Ottawa veut enchâsser le financement de CBC/Radio-Canada dans la loi

La ministre du Patrimoine, Pascale St-Onge, suggère de presque doubler le financement de la Société Radio-Canada pour rejoindre la moyenne des pays du G7.
Photo: Valérian Mazataud Archives Le Devoir La ministre du Patrimoine, Pascale St-Onge, suggère de presque doubler le financement de la Société Radio-Canada pour rejoindre la moyenne des pays du G7.

Alors que les conservateurs de Pierre Poilievre promettent de « définancer » le volet anglophone de CBC/Radio-Canada, la ministre fédérale du Patrimoine, Pascale St-Onge, propose de protéger l’avenir du diffuseur public en enchâssant son financement dans la loi.

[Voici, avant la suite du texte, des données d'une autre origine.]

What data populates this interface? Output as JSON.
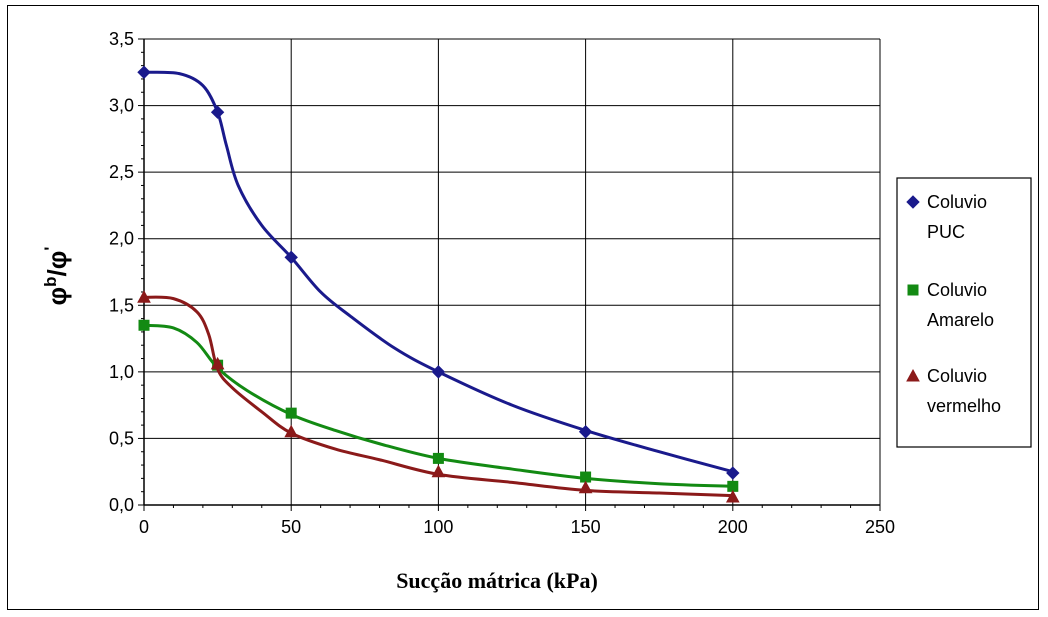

« Radio-Canada/CBC n’appartient ni aux libéraux, ni aux conservateurs, ni à quelque autre parti politique [que ce soit] », a indiqué la ministre en conférence de presse à Ottawa, jeudi matin, au moment où elle dévoilait son plan de modernisation du mandat de la société d’État.

Le financement public que reçoit CBC/Radio-Canada se fait par des crédits parlementaires, qui sont votés chaque année par le Parlement dans le cadre du processus budgétaire. Pour protéger le financement des fluctuations politiques, la ministre St-Onge propose donc d’inscrire une nouvelle formule de financement par habitant directement dans la Loi sur la radiodiffusion.

Elle propose de presque doubler le financement des contribuables canadiens pour se rapprocher de la moyenne des pays du G7, qui s’élève à 62 $ par habitant. Actuellement, le gouvernement accorde environ 1,38 milliard de dollars par an à CBC/Radio-Canada, ce qui représente environ 33,66 $ par habitant.

Or, avec un changement de chef imminent à la tête du Parti libéral — et des élections fédérales qui risquent fort probablement d’être déclenchées peu de temps après —, rien ne garantit que ces propositions soient réellement mises en application.

Au moment même où la ministre dévoilait son plan, le chef conservateur, Pierre Poilievre, réaffirmait son intention de « couper le gaspillage » des fonds alloués au diffuseur public. « Presque personne ne regarde la télévision de CBC », a-t-il lancé lors d’un point de presse à Toronto.

En présentant son plan à trois semaines de l’élection du prochain chef libéral, la ministre St-Onge espère obtenir des « engagements fermes » sur sa proposition de la part des candidats à la succession de Justin Trudeau. Ces derniers doivent s’affronter lors de deux débats prévus la semaine prochaine.

Mme St-Onge a aussi confirmé qu’elle ne sera pas candidate aux prochaines élections fédérales afin de se consacrer à sa famille, étant nouvellement maman.

Interdire la publicité

Le nouveau plan propose aussi d’interdire au diffuseur public de présenter de la publicité pendant ses émissions de nouvelles, d’information et d’affaires publiques sur tous ses services. « Ce changement-là va permettre d’apporter de l’oxygène pour le secteur privé, pour qui ces revenus publicitaires deviennent accessibles », a expliqué la ministre. Elle estime que cela permettrait de dégager entre 100 et 200 millions de dollars en revenus.

Le processus de nomination du grand patron du diffuseur public serait aussi modifié pour en confier la responsabilité au conseil d’administration plutôt qu’au gouvernement en place. Cela permettrait d’« éviter la perception [selon laquelle] la présidente serait redevable à un gouvernement », a expliqué la ministre.

La hausse du financement public mettrait aussi fin aux frais d’abonnement sur les plateformes numériques et les chaînes spécialisées de la société d’État.

À Québec, le bureau du ministre de la Culture, Mathieu Lacombe, a déploré ne pas avoir été consulté par Ottawa lors de l’élaboration de ce plan. « Le Québec aurait dû avoir voix au chapitre, et force est de constater que le fédéral préfère ignorer le fait que l’avenir de Radio-Canada, ça regarde aussi le Québec », a-t-il réagi dans une déclaration.

Le porte-parole du Bloc québécois en matière de patrimoine, Martin Champoux, a quant à lui applaudi le plan du gouvernement, même s’il se dit conscient qu’il « n’a à peu près aucune chance d’être adopté tel quel ». « Nous sommes contents de voir des pas dans cette direction et de constater que les frais d’abonnements seraient abolis dans ce nouveau mandat ; c’était une de nos premières demandes, afin d’assurer que le contenu produit soit accessible à tous », a-t-il déclaré.